The incident

NS Tera arrived at Valletta on 16 April 2018 and berthed at Laboratory Wharf at 1700 to discharge cargo of rolled steel products.

Discharge operations started immediately, but were suspended for the night and resumed the following morning.

Cargo operations were conducted by two stevedore gangs and two shore cranes.

At around 1440 on 17 April, while the gang at the aft end was slinging a steel coil, one of the stevedores attempted to arrange the chain sling through one of the coils.

In the process, he was caught between two adjacent coils from the chest area.

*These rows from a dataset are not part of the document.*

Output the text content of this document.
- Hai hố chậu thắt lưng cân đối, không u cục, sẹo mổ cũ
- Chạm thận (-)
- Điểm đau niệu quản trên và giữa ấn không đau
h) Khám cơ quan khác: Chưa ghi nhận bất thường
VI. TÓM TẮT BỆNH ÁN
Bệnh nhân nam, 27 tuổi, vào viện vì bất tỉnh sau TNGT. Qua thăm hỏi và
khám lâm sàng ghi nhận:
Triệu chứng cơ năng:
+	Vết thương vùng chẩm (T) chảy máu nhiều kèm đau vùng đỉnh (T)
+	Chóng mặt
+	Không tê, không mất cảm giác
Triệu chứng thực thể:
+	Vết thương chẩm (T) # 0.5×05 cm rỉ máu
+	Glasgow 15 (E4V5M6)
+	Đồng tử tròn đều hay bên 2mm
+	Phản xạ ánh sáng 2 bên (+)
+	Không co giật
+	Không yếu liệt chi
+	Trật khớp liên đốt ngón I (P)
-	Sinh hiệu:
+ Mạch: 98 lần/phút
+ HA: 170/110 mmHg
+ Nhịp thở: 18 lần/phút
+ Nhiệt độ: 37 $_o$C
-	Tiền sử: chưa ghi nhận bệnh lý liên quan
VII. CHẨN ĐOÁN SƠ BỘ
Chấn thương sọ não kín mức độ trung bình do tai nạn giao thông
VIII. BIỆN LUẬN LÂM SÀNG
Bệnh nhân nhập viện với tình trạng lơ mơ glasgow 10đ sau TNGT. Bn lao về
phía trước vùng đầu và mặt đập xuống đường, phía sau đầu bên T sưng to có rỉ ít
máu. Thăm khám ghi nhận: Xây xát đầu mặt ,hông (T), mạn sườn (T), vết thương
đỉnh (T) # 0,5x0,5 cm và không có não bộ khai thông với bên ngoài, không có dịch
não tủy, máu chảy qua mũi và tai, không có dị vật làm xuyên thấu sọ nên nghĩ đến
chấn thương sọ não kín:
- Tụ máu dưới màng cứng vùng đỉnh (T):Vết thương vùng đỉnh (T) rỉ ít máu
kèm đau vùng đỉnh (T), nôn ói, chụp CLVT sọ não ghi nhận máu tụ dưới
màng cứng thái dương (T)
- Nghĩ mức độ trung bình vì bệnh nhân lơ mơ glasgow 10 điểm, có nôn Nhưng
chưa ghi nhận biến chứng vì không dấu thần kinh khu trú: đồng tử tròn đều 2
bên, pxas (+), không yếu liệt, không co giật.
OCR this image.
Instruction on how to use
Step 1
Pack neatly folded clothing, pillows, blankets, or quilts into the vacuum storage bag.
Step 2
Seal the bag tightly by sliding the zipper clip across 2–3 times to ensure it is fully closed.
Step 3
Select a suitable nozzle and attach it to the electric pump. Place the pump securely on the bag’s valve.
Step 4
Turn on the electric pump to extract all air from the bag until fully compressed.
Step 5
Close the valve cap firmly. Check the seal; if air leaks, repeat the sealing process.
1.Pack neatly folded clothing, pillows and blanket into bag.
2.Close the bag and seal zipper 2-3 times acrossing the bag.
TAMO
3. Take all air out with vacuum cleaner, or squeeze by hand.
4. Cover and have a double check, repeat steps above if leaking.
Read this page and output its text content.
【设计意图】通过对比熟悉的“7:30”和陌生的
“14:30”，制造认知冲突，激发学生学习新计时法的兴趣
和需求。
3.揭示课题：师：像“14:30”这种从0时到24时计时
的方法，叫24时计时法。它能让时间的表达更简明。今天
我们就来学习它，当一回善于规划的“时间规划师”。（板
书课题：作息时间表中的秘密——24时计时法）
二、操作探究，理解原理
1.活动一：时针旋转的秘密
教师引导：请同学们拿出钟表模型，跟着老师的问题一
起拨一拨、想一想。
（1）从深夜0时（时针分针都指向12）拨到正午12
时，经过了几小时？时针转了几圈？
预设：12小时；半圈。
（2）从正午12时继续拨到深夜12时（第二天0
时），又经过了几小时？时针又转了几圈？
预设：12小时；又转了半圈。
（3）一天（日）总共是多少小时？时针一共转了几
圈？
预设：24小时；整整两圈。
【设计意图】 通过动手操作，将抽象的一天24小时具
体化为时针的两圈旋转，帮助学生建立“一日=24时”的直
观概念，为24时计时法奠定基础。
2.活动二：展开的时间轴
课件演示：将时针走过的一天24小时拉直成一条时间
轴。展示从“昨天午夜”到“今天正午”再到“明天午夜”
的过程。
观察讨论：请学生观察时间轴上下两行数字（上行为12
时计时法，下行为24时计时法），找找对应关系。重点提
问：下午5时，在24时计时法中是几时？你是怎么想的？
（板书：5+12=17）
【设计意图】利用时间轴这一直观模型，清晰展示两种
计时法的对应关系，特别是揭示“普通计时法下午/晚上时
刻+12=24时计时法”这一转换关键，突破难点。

He was immediately assisted by his colleagues and transferred to a local hospital after being freed.

The safety investigation revealed that during his attempt to arrange the chain sling, one of the steel coils dislodged itself and entrapped the stevedore.

Conclusions

  1. Successive tiers of coils were stowed in a tight block stow, each coil overlapping the coils below, and secured against the ship’s side, up to the cargo hatch coaming, as recommended by international standards;
  2. A Health and Safety Guidelines List, read out to the stevedores made reference to cargo instability during cargo operations;
  3. During cargo discharge operations, 4” x 4” timber was used by the stevedores to prevent transverse movement of the steel coils;
  4. The methodology adopted by the stevedores onboard was correct and not considered to be a contributing factor to this accident;
  5. The security band around the steel coil bundle had become undone, freeing the top section of the coil which then moved slightly, pinning the stevedore against the adjacent steel coil;
  6. The dynamic characteristic of the situation per se puts a significant burden on the stevedores who, while being occupied with the cargo operations, are also tasked to keep a watchful eye on how a wider context is evolving;
  7. Although not contributory to the accident, the absence of full complement of stevedores and another person overseeing a cargo operation remains, in terms of safety, a missing barrier system.

Recommendations

Transport Malta recommended the Port Workers Co-Operative to:

  • use this safety investigation report as a case study and disseminate the identified safety lessons to its members;
  • adopt procedures to ensure that actual number of persons attending the cargo operations reflects the assigned level of persons;
  • ensure that Port Workers’ Health and Safety Representative is available for cargo safety checks along with the VGT officials.